What is the governing legislation?

When sanctions are imposed by either the United Nations or European Union, the United Kingdom gives effect to these either by enacting new secondary legislation or amending existing UK legislation, except where an EU Regulation has direct effect, which can bypass the need to pass domestic law to implement it.

Each sanctions regime has its own legislation, which will be updated as the restrictions change. Therefore, when considering compliance issues, it is important that the latest legislation relevant to the particular sanctions regime is checked.

Government departments responsible for sanctions in the UK

The Foreign & Commonwealth Office has overall responsibility for the UK’s policy on sanctions and embargoes. There are, however, various authorities in the UK that are responsible for different aspects of a sanctions regime. These includes the following:

  • The Office of Financial Sanctions Implementation (OFSI) is responsible for the implementation and enforcement of financial sanctions in the UK.
  • HM Treasury controls the sanctions list.
  • The Department for International Trade, including the Export Control Organisation, administers export controls.

Who is required to comply with UK sanctions law?

 Sanctions in force in the UK may apply to the following:

  • Any person (irrespective of nationality) or entity (whether incorporated under UK law or under the law of any other jurisdiction) within the UK or carrying on activities within the UK.
  • Any person who is a UK national or an entity established or incorporated under UK law irrespective of where their activities are carried on.
  • Subsidiaries that are incorporated under UK law irrespective of where their activities are carried on.
  • Overseas branches of UK entities.

What are the potential restrictions?

 Types of activities that may be prohibited include:

  • Arms embargoes, including restrictions on the export or supply of arms and associated technical assistance, training and financing. Such embargoes may include a ban on exporting equipment that might be used for internal repression and could also include dual-use goods i.e. those goods that have a possible civil and military use.
  • Import licenses, including measures targeting the import of raw materials or goods from a sanctions target. This may include a total ban or a quota restricting the volume of goods. To allow imports to proceed into the UK, a relevant licence may need to be obtained.
  • Export controls, including restrictions on the provision of goods to certain territories and individuals. The fact that goods may originate from outside of the UK may not matter to the scope of such restrictions.
  • Financial sanctions, including restrictions that freeze assets and limit the provision of economic resources directly and indirectly to/from a sanctioned individual or entity. Persons subject to such financial sanctions can include individuals in government, government bodies and associated companies, terrorist groups and individuals associated with those groups
  • Travel bans, restrictions may be placed on an individual’s ability to travel to UK territory.

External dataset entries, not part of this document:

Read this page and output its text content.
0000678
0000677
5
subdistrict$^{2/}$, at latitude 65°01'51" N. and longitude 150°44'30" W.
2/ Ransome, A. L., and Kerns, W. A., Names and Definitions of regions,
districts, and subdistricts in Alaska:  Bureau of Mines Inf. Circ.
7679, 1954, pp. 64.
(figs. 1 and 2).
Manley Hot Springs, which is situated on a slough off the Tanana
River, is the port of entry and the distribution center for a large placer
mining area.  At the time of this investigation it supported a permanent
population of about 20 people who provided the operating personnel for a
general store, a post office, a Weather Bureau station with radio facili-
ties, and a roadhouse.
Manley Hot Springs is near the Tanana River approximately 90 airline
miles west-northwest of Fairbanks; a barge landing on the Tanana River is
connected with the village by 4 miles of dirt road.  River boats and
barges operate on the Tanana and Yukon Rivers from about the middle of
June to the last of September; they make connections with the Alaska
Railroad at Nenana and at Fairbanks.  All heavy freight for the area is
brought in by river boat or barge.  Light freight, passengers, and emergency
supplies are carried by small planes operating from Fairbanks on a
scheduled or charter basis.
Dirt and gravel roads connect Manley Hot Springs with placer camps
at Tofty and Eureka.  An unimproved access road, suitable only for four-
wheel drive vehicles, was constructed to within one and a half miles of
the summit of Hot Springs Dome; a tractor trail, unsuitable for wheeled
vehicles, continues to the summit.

What are the exceptions/defences?

There may be certain limited exceptions to the restrictions contained within the legislation itself, including the option to apply for a licence from the UK authorities permitting what would otherwise be a restricted transaction.

Where a party has breached UK sanctions, there may also be a defence to such a breach, for example those of a financial nature, where the person did not know, and had no reasonable cause to suspect, that their actions were in breach of the sanctions. This follows the defence provided for under the EU sanctions regime.

It is important to note that there is no de minimis level below which firms do not have to carry out due diligence on sanctions issues.

What are the penalties?

The penalties for breach of UK sanctions are set out in each statutory instrument. It is a criminal offence to breach a financial sanction and a breach of a sanction is subject to penalties ranging from fines to imprisonment.

UK’s vote to leave the EU (“Brexit”)

Following the UK’s vote to leave the European Union on 23 June 2016, no immediate changes to the UK regime on sanctions should be expected.

Looking ahead, those sanctions agreed at the UN Security Council (of which the UK is a permanent member), and which all EU Member States are required to adopt, are unlikely to change.

It is possible that those sanctions that supplement those of the UN Security Council (as with Iran, North Korea or Libya), and EU sanctions put in place in the absence of UN sanctions (on, for example, Syria, Russia or Myanmar) – especially those vetoed at the UN Security Council by Russia or China – may be affected following a UK withdrawal from the EU. Nevertheless, given that the UK has played an instrumental role in shaping such sanctions, there may be little change in the current status quo. It will, however, be important that businesses stay up to date with the sanctions position post-Brexit and we shall monitor developments in this area.